[go: up one dir, main page]

This web page is dedicated to ÚFAL activities related to the Penn Discourse Treebank. For now, it gives information on:

Below we give instructions how to transform data of the Penn Treebank and the Penn Discourse Treebank into a PML format, in order to allow for querying the data in the PML-Tree Query. You need to have the tree editor TrEd installed, along with extensions for the PTB and the PDTB-2.0 (in TrEd, go to Setup->Manage Extensions->Get New Extensions, and search for ptb and pdtb2).

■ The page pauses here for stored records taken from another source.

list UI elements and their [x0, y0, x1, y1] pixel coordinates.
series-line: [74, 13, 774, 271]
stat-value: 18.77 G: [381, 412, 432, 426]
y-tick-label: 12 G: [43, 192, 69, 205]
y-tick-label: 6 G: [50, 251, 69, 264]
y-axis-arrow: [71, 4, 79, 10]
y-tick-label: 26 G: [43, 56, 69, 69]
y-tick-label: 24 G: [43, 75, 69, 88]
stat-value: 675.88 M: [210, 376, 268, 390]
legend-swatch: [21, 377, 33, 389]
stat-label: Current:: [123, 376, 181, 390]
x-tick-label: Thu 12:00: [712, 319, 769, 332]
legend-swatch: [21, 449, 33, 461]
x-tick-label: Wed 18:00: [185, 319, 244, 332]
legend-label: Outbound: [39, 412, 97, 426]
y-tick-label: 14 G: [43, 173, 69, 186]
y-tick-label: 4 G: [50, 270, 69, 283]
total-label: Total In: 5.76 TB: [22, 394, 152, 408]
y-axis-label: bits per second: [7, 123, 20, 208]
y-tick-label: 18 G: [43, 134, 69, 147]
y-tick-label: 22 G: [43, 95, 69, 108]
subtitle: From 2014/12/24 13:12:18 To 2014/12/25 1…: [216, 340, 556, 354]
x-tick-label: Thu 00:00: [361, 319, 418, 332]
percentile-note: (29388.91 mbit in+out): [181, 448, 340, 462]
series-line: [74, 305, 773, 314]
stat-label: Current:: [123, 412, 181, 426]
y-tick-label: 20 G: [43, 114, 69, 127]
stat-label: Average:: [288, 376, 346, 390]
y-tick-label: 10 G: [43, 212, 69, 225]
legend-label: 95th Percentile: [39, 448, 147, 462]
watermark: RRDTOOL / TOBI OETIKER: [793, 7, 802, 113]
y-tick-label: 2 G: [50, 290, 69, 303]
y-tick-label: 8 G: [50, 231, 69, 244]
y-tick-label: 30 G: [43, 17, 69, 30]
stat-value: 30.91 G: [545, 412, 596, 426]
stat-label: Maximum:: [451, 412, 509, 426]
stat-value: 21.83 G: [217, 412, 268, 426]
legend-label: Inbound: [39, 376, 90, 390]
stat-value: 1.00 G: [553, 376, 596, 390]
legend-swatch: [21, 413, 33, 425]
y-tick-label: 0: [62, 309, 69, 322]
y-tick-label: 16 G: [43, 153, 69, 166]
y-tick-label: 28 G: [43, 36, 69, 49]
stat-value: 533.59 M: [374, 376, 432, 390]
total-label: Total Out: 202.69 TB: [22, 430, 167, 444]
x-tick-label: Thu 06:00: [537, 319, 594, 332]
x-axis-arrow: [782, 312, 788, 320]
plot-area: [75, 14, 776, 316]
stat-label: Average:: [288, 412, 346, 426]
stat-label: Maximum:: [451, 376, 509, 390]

The transformation steps are:

  1. transformation of the PTB data into the PML format
    • The transformation script penn2pml.pl is a part of the ptb TrEd extension - a single file from the PTB, e.g. wsj_0001.mrg, can be transformed by:
      • penn2pml.pl wsj_0001.mrg
    • However, you do not need to use the script directly for individual files. Instead, you can go to the directory tools/01_PTB_to_PML of the pdtb2 TrEd extension, set the path to the original mrg/wsj data of the PTB in the Makefile, and run:
      • make transform
  2. transformation of the native PDTB format .pdtb into the COLUMN format
    • The transformation script convert.pl is a part of the original PDTB-2.0 distribution; a fixed version (correcting an error in the transformation of senses of AltLexes) is a part of the pdtb2 TrEd extension and the transformation itself is perfomed as a part of the next step.
  3. adding the data from the PDTB COLUMN format into the PTB files in the PML format
    • Transformation scripts are a part of the pdtb2 TrEd extension - in the directory tools/02_PDTB_to_PML-PTB, set the path to the original PDTB-2.0 distribution in the Makefile, and run:
      • make merge
  4. unifying non-terminals and terminals in a single node type
    • Transformation scripts are a part of the pdtb2 TrEd extension - in the directory tools/03_untype_nodes, run:
      • make untype
  5. adding information about genres of documents (optional)
    • Transformation scripts are a part of the pdtb2 TrEd extension - in the directory tools/04_add_genres, run:
      • make genres_ad
  6. adding redundancy to the files (optional)
    • Transformation scripts are a part of the pdtb2 TrEd extension - in the directory tools/05_add_redundancy, run:
      • make redundancy

After this transformation, you can open the data in the tree editor TrEd (the final data are in the directory tools/03_untype_nodes/data). To actually search in the data, you also need to install the TrEd extension for the PML-Tree Query (in TrEd, go to Setup->Manage Extensions->Get New Extensions, and search for pmltq).